Hungary recently amended its gambling laws to allow foreign companies to apply for online sports betting licences, but so far, no applications have been received. This lack of interest is thought to be down to the strict requirements and potential legal challenges associated with the new regulations.
The head of Hungary’s Supervisory Authority of Regulated Activities (SZTFH), László Nagy, explained that while the rules are strict, they are not impossible to meet, however no foreign companies have applied as of yet. As Nagy noted, “New legislation came into force, so any company can now launch a website offering online sports betting and gambling in Hungary if it receives a permit. This requires meeting strict, but far from impossible, requirements.”
The new legislation, which came into effect in late 2023, requires companies to have a presence in Hungary, operate servers within the country, and implement robust player protection measures.
However, there are additional provisions that may deter international companies from entering the market. For instance, any company that has offered services illegally in the European Economic Area over the past decade is ineligible for a licence. This includes providing online casino services, which are currently subject to a monopoly in Hungary, a situation some legal experts argue breaches EU laws.
Nagy also highlighted the ongoing efforts to monitor and block offshore operators targeting Hungary. Over 600 websites have been blocked so far, including those linked to well-known brands. Many operators have attempted to evade these blocks by cycling through new web addresses, but some have given up and withdrawn from the market completely.

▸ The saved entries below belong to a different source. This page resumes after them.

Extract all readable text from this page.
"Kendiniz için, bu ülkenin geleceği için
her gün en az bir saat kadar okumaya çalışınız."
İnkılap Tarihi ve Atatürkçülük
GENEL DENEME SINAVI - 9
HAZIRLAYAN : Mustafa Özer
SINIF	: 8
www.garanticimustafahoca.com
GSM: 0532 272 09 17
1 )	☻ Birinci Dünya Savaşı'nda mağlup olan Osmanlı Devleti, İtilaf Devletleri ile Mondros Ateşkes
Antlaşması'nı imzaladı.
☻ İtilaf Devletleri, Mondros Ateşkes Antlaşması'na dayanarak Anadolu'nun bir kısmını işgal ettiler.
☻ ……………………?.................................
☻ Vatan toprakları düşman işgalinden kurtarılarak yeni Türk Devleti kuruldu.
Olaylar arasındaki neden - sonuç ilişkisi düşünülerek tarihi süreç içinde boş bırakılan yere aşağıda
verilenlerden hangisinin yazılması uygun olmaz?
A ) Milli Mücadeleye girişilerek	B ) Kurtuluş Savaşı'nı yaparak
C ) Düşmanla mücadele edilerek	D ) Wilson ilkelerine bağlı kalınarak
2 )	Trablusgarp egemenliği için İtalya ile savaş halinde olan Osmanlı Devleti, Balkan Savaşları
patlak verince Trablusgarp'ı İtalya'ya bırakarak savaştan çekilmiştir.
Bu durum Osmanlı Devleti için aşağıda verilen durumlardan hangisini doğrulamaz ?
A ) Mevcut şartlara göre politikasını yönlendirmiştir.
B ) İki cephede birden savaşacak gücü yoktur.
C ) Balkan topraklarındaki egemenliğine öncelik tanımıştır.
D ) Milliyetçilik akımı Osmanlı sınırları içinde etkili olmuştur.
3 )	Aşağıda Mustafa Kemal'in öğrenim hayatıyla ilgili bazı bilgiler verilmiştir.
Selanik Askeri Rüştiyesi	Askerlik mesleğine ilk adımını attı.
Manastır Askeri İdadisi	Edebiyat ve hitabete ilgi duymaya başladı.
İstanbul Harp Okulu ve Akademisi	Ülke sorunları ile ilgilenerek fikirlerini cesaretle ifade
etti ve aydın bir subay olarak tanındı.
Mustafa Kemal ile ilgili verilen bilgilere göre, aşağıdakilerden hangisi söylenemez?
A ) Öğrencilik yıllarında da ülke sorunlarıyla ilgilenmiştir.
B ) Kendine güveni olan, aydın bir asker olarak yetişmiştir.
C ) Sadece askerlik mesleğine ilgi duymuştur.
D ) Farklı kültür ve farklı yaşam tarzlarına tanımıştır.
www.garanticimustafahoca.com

As Nagy mentioned, “The situation is the same as before.” He added, “but there are also those, and this is our greatest achievement, that give up and withdraw.”
The Hungarian black market is estimated to be worth between €125 million and €250 million, with many unregulated operators based in locations like Curacao. These operators avoid regulation and taxation in Hungary, posing significant challenges for the authorities.
The SZTFH is planning an advertising campaign to raise awareness about the risks of gambling harm. Currently, about 35,000 individuals are registered on the country’s multi-operator self-exclusion system.
Some operators are reportedly mounting legal challenges against Hungary’s sports betting regime, citing unfair licence conditions. Viktor György Radics, a local partner at DLA Piper, mentioned that litigation is pending against these conditions. This ongoing legal uncertainty may further discourage foreign companies from applying for licences.
Despite the challenges, Hungary’s regulator remains committed to enforcing its laws and protecting consumers. The lack of foreign applications highlights the need for clearer and more appealing regulations to attract legitimate operators.
As Nagy replied when asked why Hungary had so far issued no new online sportsbook licence since changing its laws, “No one has asked permission.” This lack of interest emphasises the complexities and barriers that foreign companies face in entering the Hungarian market.
For now, the black market remains a significant concern, and addressing this issue will be essential for the long-term success of Hungary’s gambling sector. As the EU continues to pressure member states to comply with its directives, Hungary’s approach will likely face scrutiny and potential changes in the future.